Mgr Ndongmo avait créé l’entreprise “La Mungo-Plastique” en mars 1970 pour la fabrication d’objets en matière plastique parce qu’il ne voulait pas que son diocèse soit perpétuellement assisté. Au bout de 3 mois, l’entreprise enregistre un bénéfice de 9 millions de franc CFA. L’argent était destiné “à alimenter les caisses des écoles, des hôpitaux et la création d’une caisse retraite pour les prêtres âgés”. Mgr Ndongmo ne s’arrêta pas là. Le diocèse devint actionnaire dans plusieurs affaires (centre climatique et touristique de Dschang, les librairies catholiques de Nkongsamba et Douala, la boucherie de Nkongsamba, des hôtels, plusieurs plantations, etc.). Ndongmo comptait à long terme s’investir dans la production de cahiers scolaires et de chaussettes, dans la création d’une caisse mutuelle (maladie et retraite) pour tous les diocèses du Cameroun. Il confie à des expatriés la gestion de la Mungo-Plastique. En mars 1970, 70 personnes sont employées par la Mungo-Plastique. Ce dynamisme est cependant mal vu par le colonisateur français et ses pantins locaux. On a peur de ce prélat qui veut s’émanciper de la domination économique française. On le suspecte même de chercher l’argent nécessaire pour soutenir l’Union des populations du Cameroun (UPC) et renverser le régime néocolonial installé en 1960 par Paris. En avril 1970, la sûreté nationale et la BMM (Brigade mobile mixte) passent à l’attaque contre la Mungo-Plastique. Le 17 avril 1970, Christophe Tcheuleu Tientcheu, cogestionnaire de l’entreprise, est arrêté. Le 27 Juin 1970, le Belge Yves Verbeek, recruté par Mgr Ndongmo, est prié de quitter le Cameroun sans motif. Le 3 juillet 1970, c’est au tour du technicien Krzeminski d’être expulsé. Privée de ses deux principaux cadres, la Mungo-Plastique est obligée d’arrêter ses activités. L’entreprise est mise en vente mais Jean Fochivé, le tout-puissant patron de la police camerounaise, promet l’enfer à quiconque voudra la racheter. Fochivé avait emprunté 60 millions de franc CFA au diocèse de Nkongsamba. Pour ne pas rembourser sa dette, il va accuser Ndongmo d’avoir participé à un complot visant à assassiner Ahidjo. 

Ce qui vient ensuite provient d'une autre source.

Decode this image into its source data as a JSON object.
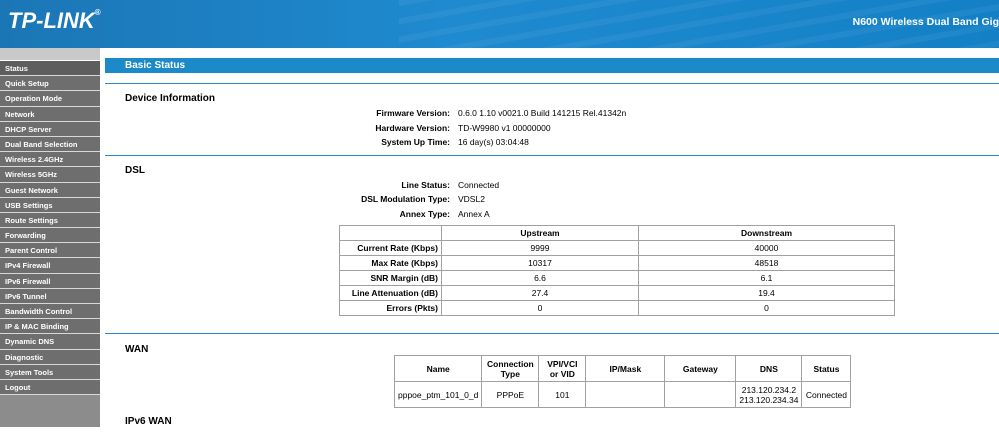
{
  "header": {
    "brand": "TP-LINK",
    "brand_mark": "®",
    "product": "N600 Wireless Dual Band Gig"
  },
  "sidebar": {
    "items": [
      "Status",
      "Quick Setup",
      "Operation Mode",
      "Network",
      "DHCP Server",
      "Dual Band Selection",
      "Wireless 2.4GHz",
      "Wireless 5GHz",
      "Guest Network",
      "USB Settings",
      "Route Settings",
      "Forwarding",
      "Parent Control",
      "IPv4 Firewall",
      "IPv6 Firewall",
      "IPv6 Tunnel",
      "Bandwidth Control",
      "IP & MAC Binding",
      "Dynamic DNS",
      "Diagnostic",
      "System Tools",
      "Logout"
    ]
  },
  "page": {
    "title": "Basic Status"
  },
  "device": {
    "title": "Device Information",
    "firmware_label": "Firmware Version:",
    "firmware_value": "0.6.0 1.10 v0021.0 Build 141215 Rel.41342n",
    "hardware_label": "Hardware Version:",
    "hardware_value": "TD-W9980 v1 00000000",
    "uptime_label": "System Up Time:",
    "uptime_value": "16 day(s) 03:04:48"
  },
  "dsl": {
    "title": "DSL",
    "line_status_label": "Line Status:",
    "line_status_value": "Connected",
    "modulation_label": "DSL Modulation Type:",
    "modulation_value": "VDSL2",
    "annex_label": "Annex Type:",
    "annex_value": "Annex A",
    "table": {
      "headers": [
        "",
        "Upstream",
        "Downstream"
      ],
      "rows": [
        [
          "Current Rate (Kbps)",
          "9999",
          "40000"
        ],
        [
          "Max Rate (Kbps)",
          "10317",
          "48518"
        ],
        [
          "SNR Margin (dB)",
          "6.6",
          "6.1"
        ],
        [
          "Line Attenuation (dB)",
          "27.4",
          "19.4"
        ],
        [
          "Errors (Pkts)",
          "0",
          "0"
        ]
      ]
    }
  },
  "wan": {
    "title": "WAN",
    "headers": [
      "Name",
      "Connection Type",
      "VPI/VCI or VID",
      "IP/Mask",
      "Gateway",
      "DNS",
      "Status"
    ],
    "row": {
      "name": "pppoe_ptm_101_0_d",
      "type": "PPPoE",
      "vid": "101",
      "ip": "",
      "gateway": "",
      "dns1": "213.120.234.2",
      "dns2": "213.120.234.34",
      "status": "Connected"
    }
  },
  "ipv6wan": {
    "title": "IPv6 WAN"
  }
}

Au terme d’un faux procès, la peine capitale est prononcée contre Mgr Ndongmo à qui les autorités camerounaises avaient pourtant demandé de nouer des contacts avec Ernest Ouandié. Sa peine est ensuite commuée en détention à vie dans un camp de “rééducation civique” du Nord-Cameroun. Le 16 mai 1975, il est libéré sous la pression de la section canadienne d’Amnesty International. Il s’exile d’abord à Rome, puis au Canada où il s’éteint, le 29 mai 1992. 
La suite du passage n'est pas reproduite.